One of these processes keeps muscle fibres sliding over each other. When all the ATP is used up the muscles of a dead person become “stiff”, which is known as Rigor Mortis.
ATP also keeps potent digestive enzymes in the cells locked up. When the ATP is used up these enzymes break out and start digesting the body cells from inside – a process known as Putrifaction.
After death the protective mechanisms that keep bacteria at bay in the gut is lost and these invade tissues and begin to breakdown fats, proteins etc. using up the energy locked up in them. So everything is eventually recycled.
Tim Dawson
Consultant and Senior Lecturer in Neuropathology
Fellow of the Royal College of Pathologists
The Royal College of Pathologists is holding an event entitled, Sex Drugs and Alcohol during National Science and Engineering Week. Our first National Pathology Week (3 – 9 November 2008) is taking place this year. See http://www.rcpath.org/index.asp?PageID=1526 for more details.
Hello Holly,
Tim has given us a very detailed answer, but I’m going to try and say the same thing a little more simply.
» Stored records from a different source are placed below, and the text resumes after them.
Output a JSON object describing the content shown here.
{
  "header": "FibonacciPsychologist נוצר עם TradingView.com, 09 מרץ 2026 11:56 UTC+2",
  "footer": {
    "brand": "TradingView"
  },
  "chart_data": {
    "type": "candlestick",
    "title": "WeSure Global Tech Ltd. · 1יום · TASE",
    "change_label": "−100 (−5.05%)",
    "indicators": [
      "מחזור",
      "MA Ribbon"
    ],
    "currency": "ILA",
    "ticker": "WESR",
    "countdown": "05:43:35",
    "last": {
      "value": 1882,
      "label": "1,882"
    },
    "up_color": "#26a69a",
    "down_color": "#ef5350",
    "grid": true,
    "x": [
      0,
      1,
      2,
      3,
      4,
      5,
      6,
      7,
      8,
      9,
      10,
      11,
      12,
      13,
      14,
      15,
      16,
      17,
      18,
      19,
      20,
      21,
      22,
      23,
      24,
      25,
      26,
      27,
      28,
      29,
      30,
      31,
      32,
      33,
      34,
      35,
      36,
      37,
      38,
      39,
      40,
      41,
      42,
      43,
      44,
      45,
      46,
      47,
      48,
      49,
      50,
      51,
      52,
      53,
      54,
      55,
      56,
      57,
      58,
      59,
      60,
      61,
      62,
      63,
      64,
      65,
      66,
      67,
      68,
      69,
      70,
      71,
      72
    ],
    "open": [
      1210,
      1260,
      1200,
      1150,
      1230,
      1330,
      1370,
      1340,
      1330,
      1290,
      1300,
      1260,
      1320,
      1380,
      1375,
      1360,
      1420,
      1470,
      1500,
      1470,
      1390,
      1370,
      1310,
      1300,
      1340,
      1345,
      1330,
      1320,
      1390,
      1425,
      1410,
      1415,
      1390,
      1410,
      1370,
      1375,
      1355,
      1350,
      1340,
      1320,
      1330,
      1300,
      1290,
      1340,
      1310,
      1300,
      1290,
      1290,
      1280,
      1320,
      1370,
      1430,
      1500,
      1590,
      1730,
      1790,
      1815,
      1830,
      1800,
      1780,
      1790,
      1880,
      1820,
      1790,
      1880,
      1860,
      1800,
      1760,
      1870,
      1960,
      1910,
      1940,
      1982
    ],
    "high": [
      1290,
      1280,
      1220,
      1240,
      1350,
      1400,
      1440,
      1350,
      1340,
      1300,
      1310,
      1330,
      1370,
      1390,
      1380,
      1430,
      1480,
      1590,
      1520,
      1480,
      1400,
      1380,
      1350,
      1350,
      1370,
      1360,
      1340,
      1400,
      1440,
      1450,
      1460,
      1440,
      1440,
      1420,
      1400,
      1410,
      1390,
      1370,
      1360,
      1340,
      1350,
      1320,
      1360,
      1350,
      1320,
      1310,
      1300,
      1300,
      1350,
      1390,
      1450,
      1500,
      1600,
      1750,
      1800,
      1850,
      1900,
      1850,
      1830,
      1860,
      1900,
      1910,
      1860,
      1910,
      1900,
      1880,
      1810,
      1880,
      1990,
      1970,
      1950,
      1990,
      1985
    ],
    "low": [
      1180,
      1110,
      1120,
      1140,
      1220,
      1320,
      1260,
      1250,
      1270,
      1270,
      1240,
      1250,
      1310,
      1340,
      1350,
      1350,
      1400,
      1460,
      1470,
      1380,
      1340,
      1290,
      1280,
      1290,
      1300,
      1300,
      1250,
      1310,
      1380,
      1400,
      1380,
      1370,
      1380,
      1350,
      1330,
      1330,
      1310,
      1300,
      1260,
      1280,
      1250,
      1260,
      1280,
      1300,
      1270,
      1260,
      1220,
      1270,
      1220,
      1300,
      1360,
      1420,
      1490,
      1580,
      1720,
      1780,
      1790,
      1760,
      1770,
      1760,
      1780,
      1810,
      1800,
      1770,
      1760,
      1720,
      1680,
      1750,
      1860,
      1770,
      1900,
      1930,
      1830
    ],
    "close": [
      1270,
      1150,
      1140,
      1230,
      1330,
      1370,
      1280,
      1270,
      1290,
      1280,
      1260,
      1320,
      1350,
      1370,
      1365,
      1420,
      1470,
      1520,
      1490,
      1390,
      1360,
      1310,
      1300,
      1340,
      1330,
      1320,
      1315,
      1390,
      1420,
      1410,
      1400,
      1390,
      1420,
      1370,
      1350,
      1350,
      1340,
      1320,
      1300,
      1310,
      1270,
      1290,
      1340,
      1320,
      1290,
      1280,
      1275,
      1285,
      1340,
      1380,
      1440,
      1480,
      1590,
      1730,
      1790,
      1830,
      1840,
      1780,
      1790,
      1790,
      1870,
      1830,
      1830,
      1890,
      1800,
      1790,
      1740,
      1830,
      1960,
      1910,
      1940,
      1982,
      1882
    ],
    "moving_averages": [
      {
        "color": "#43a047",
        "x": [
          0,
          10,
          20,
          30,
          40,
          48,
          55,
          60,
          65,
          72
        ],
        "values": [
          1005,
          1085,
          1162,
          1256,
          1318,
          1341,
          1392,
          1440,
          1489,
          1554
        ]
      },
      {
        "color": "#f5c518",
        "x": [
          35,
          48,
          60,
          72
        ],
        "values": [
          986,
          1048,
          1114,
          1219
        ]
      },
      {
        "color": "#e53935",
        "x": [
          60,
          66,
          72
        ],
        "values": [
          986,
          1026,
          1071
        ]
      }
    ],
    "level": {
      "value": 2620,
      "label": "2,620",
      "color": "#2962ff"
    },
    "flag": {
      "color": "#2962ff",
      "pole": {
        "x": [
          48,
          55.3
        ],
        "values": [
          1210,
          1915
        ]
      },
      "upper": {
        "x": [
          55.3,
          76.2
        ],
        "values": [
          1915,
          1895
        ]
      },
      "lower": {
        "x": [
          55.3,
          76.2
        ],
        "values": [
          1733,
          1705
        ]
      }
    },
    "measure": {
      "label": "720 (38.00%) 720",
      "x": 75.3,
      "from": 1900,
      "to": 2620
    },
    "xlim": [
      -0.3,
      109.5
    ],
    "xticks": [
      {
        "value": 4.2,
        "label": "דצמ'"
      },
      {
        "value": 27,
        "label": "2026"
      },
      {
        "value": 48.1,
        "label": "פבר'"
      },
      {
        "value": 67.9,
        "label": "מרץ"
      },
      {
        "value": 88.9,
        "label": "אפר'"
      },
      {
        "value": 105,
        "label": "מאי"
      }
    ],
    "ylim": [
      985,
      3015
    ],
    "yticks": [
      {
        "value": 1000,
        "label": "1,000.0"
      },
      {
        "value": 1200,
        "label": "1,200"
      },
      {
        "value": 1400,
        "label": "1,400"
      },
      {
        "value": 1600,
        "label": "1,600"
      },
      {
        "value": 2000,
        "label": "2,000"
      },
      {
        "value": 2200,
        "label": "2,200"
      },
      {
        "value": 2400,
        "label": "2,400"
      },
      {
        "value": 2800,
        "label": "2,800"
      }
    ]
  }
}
The energy that we have when we are alive is all in the form of chemical energy – a bit like a battery. Some of it is also in the form of heat energy, but this is quickly lost when we die as our body cools down.
When we die most of that energy will remain as chemical energy of one sort or another as bacteria start to use our bodies as food. If the body is buried, then this chemical energy will go to powering the organisms that feed on the body. On the other hand, if the body is cremated then the chemical energy is turned into heat energy of the hot gases that escape the cremation chamber.